Pain is good. Pain is a sign that you're alive and awake and there's a clear direction in which you should go. If there were no pain, you'd probably just sit and drool, or at least lead a totally selfish existence, like a cat. Not that there's anything wrong with that... but it's not a lifestyle choice for everyone.
I know for a fact that almost all my problems in this existence have been caused by trying to avoid or (as the Clams put it) "not-is" pain. You only make something go away by "as-is"ing it. This isn't instantaneous and requires patience, but the way out is the way through.
I'm currently in a process of re-evaluating and cutting loose my allegiances and commitments to everything in my life which isn't necessary for biological survival, because I'm trying to... well, some call it "find yourself". Others say "find God". Still others say "achieve Knowledge and Conversation of the Holy Guardian Angel". Robert Anton Wilson would have said "activate Brain Circuit VII". It's surprising how much avoiding and trying not to feel pain makes this totally impossible.
The thing that really frustrating me is that I keep remembering The Truth... then forgetting it, going back to sleep, slipping into bad habits, backing away from the Dark Night of the Soul.
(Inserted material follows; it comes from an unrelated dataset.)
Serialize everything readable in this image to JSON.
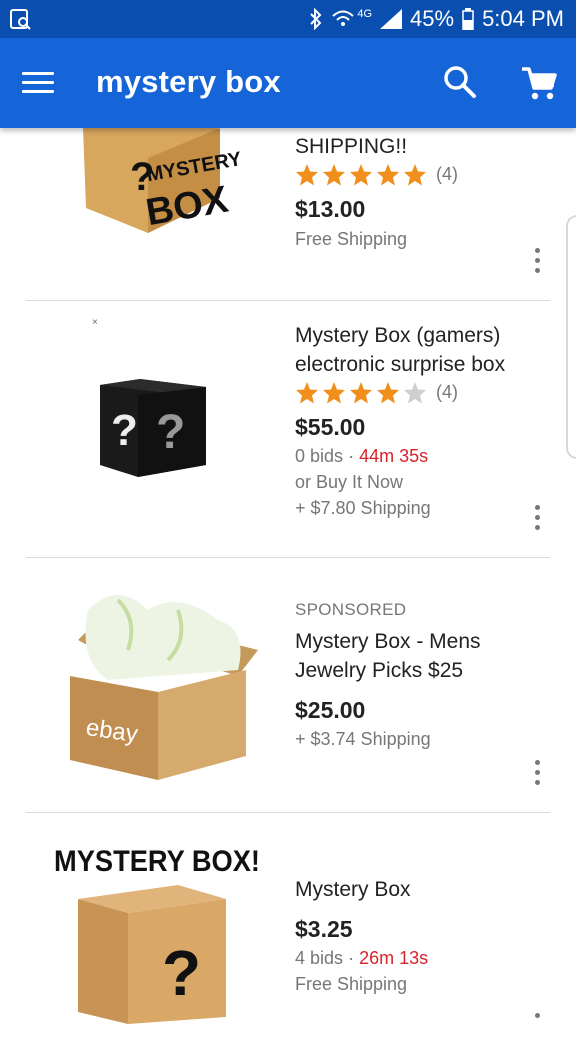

Only if I feel the pain can that stop happening.
You might also be interested to note that - given all the ranting I do here about "addiction to identities" being what stops us bringing the Magickal Kingdom to life in the here-and-now - that I think I've identified the identity which anchors me in the filth. In one phrase: I am a weirdo whom everybody hates. It's not much of an identity, but it ... well, I wouldn't say it "works", but I'm still alive and still capable of effort, which you wouldn't have bet on a few years ago. Time to say goodbye.